Last Saturday 28th of September I took the journey an hour out of the city to watch Argentina take on New Zealand beneath the sparkling, white beams of the Estadio De La Ciudad in La Plata.
I and a group of housemates stepped onto the coach at 9 de Julio around 1 o’clock and were whizzed down the motorway to a city with a growing electricity running through its dusty streets. The All Blacks were in town. A rugby team still to this day heralded as the greatest in the world. This was going to be as much a spectacle as a competitive match and I was excited.
Lunch came first. We chose a bustling restaurant in town and ordered in a round of burgers and chips and several bottles of Isenbeck. Discussing the game, everyone spoke with a sense of impending fate for Argentina. Most of us agreed that the Pumas (Argentina) had to source a miracle to overcome their South Pacific rivals. Yet the result was not upmost in our minds. The real excitement lay in the prospect of seeing the Haka, New Zealand’s aggressive, thundering war cry that stems from their historical Maori culture and is performed at the beginning of every one of their rugby matches.
We arrived at the stadium just as it was beginning to rain. Not to worry though; the impressive, modern dome that loomed out of the darkening clouds was built with shelter for spectators on all sides. We joined the noisy queues and trooped inside. As we took our seats in the North Stand, 20 minutes before kick-off, the stadium was already roaring. The babbling drone of Pumas songs was complemented by impromptu Mexican waves and dancing. The noise level cranked up as the two teams stomped onto the field. Two lines of monstrous, heaving men sang their respective anthems with chests puffed and fists held passionately to their heart.
The singing stopped and the whistling began. This was the moment everyone had been waiting for.
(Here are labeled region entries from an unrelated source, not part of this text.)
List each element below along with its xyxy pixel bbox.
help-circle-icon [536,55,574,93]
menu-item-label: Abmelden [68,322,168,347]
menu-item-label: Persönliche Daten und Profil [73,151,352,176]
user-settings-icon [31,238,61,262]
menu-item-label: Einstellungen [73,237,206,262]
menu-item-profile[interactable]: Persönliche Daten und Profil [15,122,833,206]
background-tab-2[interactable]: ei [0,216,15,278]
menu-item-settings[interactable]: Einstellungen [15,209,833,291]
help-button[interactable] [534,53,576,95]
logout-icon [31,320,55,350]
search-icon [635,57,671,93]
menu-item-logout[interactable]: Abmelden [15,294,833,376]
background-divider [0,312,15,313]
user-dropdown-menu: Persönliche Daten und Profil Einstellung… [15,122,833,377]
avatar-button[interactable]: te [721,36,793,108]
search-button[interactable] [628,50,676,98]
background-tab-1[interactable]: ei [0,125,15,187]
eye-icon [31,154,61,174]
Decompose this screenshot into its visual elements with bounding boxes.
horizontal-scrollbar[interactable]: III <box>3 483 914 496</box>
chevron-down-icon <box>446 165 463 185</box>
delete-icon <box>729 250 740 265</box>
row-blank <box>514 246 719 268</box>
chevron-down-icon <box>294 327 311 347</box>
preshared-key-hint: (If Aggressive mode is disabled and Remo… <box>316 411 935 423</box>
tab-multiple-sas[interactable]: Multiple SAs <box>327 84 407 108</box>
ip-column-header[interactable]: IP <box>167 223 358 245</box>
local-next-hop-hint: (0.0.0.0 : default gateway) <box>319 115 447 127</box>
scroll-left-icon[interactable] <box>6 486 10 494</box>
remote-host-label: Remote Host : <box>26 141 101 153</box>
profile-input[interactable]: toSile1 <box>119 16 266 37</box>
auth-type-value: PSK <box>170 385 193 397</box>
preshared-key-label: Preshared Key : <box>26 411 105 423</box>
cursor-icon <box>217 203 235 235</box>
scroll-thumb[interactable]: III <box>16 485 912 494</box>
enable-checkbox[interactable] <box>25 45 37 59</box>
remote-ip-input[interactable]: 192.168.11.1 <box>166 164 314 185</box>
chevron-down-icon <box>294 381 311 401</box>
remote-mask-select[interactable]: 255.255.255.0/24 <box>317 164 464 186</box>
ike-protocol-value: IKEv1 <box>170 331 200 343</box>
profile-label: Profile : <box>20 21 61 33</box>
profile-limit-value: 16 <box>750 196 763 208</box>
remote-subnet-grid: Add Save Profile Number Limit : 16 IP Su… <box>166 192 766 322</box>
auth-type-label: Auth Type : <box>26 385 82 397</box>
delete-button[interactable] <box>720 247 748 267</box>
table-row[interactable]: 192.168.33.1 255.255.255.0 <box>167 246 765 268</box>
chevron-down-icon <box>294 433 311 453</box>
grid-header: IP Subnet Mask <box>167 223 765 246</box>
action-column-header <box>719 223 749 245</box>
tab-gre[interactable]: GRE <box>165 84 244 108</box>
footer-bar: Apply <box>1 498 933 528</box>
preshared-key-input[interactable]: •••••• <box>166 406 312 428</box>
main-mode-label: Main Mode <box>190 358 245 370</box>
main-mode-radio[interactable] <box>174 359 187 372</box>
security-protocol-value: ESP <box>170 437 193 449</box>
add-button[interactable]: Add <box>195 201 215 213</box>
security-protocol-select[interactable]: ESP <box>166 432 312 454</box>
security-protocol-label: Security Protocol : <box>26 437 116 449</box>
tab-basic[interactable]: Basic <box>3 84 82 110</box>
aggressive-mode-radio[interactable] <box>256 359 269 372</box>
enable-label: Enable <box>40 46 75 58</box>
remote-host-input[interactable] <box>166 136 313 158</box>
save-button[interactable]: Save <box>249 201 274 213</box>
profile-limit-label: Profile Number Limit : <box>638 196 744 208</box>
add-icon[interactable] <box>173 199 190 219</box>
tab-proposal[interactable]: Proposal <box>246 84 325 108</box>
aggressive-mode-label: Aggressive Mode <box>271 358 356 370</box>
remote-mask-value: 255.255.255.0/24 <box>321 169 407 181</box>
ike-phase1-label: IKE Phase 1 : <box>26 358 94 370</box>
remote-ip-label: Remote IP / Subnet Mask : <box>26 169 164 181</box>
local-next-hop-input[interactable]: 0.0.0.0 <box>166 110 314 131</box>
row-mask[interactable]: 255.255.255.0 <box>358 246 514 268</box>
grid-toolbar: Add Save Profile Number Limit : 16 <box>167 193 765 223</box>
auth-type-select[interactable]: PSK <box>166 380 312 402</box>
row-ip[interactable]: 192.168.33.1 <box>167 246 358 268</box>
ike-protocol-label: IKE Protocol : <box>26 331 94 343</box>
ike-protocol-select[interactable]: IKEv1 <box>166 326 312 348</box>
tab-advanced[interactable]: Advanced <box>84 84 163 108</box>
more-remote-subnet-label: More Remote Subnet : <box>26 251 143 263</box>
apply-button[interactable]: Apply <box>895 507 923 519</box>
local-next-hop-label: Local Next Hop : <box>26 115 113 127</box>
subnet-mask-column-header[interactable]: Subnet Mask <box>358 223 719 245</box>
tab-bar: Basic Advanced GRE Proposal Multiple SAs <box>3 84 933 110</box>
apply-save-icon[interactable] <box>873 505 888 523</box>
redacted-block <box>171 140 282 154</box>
The Haka was imminent and the stadium hummed with impatient excitement. All around me people were murmuring, peering over each other to get the best view possible of the New Zealand side that was slowly congregating in their customary triangular formation. Gradually the noise was reduced to but a few whistles as the crowd acknowledged that the All Blacks were poised to let rip.
Needless to say, the Haka was incredible. It was an expression of ferocity and force that erupted around the stands with each kiwi bellow and each crack of palm on skin. It was only 30 seconds long but that was enough to establish a raging sense of purpose. The pumas stood strong, lined up opposite the All Blacks, and staring them down with all the menace they could muster. The sequence of shouts ended with a final booming syllable that stunned the spectators for a split-second only for the chanting of “Pumas! Pumas!” to recommence and the match to finally begin.
Fuelled by the home support Argentina came out strong and resilient in the first half, matching the All Blacks with every move and going into the break just behind their opponents. But New Zealand’s quality began to show in the second half as they picked up the tempo and gradually started to out-wit and out-class the Pumas. In the end, save for some very strong tackling from some of the Argentine men, New Zealand came out as easy winners.
Nevertheless it was a fantastic match to see, enhanced by an equally fantastic atmosphere. It was a great privelege to see two giants in the rugby world battle it out on my first visit to an Argentine stadium and made for a day to remember.